Rising financial markets – which mirror the improving economy – have long symbolized prosperity even for Americans who own no shares. Bumping up against 13,000 this past week, the Dow average was seen as still another portent of recovery, for President Obama’s electoral prospects as well as for the nation.

What the president might consider explaining is that the latest market surge (and its rise over recent months) are unsurprising to anyone familiar with America’s financial history. The rule that stretches back over the past century is clear: Stocks rise under Democrats and decline under Republicans. And that simple statistic is matched by a broad set of economic data that follow the same partisan vector. Republicans have often succeeded in persuading voters that their party is “good for the economy” – a persistent myth that the president ought to debunk.

That bastion of socialism, the Bloomberg News organization, made the basic point with a convenient chart and accompanying article on February 22, showing that the pattern holds all the way back to the Kennedy administration. Examining S&P 500 data over the past 50 years, reporter Bob Drummond found that an investor who put $1,000 in a market-tracking fund would have earned $10,920 by late February 2012 under the Democratic presidencies, but only $2,087 under the Republican presidencies. The contrast in the red-and-blue, seen here, is equally stark.

While Drummond’s article might have startled anyone persuaded by the GOP’s traditional economic myth-making, it is not a new story. While writing Big Lies, a book published several years ago, I found plenty of credible research on this topic, all of it pointing in the same direction.

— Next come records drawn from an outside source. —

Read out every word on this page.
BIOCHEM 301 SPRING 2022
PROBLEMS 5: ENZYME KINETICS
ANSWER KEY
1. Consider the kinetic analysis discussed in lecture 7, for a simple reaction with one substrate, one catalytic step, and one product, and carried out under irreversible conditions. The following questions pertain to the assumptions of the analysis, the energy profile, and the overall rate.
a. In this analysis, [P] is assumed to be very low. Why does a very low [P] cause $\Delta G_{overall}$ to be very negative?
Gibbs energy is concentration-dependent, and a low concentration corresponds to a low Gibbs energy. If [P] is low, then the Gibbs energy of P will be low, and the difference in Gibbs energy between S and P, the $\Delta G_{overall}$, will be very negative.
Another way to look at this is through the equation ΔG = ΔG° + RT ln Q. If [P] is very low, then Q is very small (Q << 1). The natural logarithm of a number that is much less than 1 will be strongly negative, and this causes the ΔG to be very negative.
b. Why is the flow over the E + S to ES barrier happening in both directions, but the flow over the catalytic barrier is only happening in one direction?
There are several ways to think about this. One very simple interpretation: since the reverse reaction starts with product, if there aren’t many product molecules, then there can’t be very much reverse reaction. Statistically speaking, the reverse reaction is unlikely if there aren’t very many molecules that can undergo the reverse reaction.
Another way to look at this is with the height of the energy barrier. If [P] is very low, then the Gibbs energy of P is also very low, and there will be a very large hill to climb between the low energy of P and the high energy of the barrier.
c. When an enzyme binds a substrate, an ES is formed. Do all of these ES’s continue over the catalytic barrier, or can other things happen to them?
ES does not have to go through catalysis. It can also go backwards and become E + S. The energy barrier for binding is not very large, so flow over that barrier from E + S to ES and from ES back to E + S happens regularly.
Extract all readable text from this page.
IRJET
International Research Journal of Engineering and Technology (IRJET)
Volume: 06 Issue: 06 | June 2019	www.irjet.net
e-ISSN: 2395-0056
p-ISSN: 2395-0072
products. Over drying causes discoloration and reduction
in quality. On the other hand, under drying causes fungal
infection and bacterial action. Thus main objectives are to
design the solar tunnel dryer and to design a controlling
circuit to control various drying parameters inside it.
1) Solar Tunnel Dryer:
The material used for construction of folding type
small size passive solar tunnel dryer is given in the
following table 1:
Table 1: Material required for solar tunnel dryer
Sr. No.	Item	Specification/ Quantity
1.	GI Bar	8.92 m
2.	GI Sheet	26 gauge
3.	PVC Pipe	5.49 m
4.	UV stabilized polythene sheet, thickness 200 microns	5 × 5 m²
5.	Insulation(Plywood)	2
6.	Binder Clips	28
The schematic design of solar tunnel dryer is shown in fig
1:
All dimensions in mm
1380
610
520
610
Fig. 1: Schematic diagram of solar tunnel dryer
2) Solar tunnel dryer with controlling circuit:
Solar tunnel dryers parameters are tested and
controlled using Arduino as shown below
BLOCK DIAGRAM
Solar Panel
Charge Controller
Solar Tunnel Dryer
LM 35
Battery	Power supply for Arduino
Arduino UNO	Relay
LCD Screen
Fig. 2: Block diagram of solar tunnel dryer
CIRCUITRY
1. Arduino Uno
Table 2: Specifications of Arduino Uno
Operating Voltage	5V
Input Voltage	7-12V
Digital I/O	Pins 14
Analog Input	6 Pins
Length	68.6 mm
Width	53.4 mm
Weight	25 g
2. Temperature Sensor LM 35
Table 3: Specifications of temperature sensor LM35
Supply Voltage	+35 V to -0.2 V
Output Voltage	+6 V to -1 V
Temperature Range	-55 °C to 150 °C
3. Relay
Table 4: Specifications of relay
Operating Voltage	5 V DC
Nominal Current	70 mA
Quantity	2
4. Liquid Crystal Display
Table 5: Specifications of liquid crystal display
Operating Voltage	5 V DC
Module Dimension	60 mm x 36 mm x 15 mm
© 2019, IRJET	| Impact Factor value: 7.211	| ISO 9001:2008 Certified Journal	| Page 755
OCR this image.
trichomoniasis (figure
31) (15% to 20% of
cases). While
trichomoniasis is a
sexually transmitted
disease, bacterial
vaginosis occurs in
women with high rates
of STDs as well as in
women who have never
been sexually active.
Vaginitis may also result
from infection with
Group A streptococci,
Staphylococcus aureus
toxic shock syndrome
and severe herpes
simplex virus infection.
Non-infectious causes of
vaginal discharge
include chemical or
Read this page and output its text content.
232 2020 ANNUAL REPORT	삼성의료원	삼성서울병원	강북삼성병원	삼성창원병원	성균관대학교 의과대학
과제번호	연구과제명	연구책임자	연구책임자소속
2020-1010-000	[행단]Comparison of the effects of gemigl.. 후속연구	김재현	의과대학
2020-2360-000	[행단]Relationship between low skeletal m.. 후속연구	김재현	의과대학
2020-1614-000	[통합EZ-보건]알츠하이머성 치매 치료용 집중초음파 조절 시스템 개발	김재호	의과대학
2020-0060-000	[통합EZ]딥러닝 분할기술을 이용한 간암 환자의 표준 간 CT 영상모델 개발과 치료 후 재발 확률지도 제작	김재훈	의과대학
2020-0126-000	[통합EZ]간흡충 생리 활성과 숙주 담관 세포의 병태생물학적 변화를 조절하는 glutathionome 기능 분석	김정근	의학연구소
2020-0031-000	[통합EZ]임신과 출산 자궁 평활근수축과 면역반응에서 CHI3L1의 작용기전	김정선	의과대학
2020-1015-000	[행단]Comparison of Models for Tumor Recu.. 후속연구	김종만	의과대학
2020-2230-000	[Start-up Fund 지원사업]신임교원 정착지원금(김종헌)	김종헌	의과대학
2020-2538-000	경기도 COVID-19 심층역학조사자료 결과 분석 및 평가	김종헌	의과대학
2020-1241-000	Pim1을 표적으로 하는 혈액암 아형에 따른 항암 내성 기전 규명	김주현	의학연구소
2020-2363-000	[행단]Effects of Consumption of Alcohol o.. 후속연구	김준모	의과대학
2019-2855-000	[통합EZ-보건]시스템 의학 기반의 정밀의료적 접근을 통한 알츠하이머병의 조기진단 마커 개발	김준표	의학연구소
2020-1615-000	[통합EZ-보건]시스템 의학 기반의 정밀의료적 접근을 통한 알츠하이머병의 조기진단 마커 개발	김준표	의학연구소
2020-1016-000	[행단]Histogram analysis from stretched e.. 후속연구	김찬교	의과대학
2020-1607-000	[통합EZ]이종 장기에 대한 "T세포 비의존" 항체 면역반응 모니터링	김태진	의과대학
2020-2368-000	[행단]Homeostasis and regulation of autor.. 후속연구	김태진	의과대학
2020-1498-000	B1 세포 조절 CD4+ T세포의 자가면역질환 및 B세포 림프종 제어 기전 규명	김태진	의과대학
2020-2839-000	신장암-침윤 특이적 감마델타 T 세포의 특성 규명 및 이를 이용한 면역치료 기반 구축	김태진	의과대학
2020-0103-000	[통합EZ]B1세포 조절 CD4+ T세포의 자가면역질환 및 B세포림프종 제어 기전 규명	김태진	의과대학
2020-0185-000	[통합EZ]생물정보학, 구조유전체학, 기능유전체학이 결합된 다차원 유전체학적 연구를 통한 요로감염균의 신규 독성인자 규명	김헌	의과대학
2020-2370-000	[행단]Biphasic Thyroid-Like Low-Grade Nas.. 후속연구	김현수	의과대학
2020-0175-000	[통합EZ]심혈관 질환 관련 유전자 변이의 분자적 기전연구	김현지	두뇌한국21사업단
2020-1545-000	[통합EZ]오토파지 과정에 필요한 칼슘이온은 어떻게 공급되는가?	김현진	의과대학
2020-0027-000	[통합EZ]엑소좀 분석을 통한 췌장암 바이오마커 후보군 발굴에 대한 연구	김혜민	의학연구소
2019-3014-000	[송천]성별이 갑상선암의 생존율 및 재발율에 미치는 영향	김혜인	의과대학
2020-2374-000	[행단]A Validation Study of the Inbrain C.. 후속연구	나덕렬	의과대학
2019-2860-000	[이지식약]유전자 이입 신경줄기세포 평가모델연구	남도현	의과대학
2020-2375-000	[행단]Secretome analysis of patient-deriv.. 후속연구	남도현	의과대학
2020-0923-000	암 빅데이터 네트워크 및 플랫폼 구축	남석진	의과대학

A study by Northwestern Mutual, the insurance and financial services giant –which looked at the performance of the S&P 500 from 1929 to 1979 — demonstrated that even after removing two of the worst Republican periods under Herbert Hoover and Richard Nixon, the outcome still favored Democrats by 16/9 to 14.2 percent. The largest gains occurred under Franklin Delano Roosevelt (that supposed enemy of free markets), Harry Truman, Lyndon Johnson, and Bill Clinton. A 2000 study by the editors of the Stock Trader’s Almanac, one of the most authoritative sources of Wall Street statistics, drew the same conclusions from examining the rise and fall of the Dow Jones, except that their conclusions were even more favorable to Democrats, who posted gains of 13.4 percent against 8.1 percent for Republicans. Editor Jeffrey Hirsch told Slate that the correlation between presidential party and stock appreciation was among the most significant statistical relationships he had ever seen.

“I don’t know why people are convinced Republicans are good for the stock market,” said Hirsch.

Stock indexes don’t necessarily provide the most salient measure of economic progress, especially from a Democratic perspective. But by every economic yardstick — whether it is gross domestic product, job creation, overall employment, disposable income, deficit reduction, spending restraint, or inflation — the record of the Democratic presidencies is superior. This isn’t propaganda, it’s statistics. Someday, a politician who is not afraid of being called partisan will unveil that historical record to the public — and urge them to let it guide their voting decisions.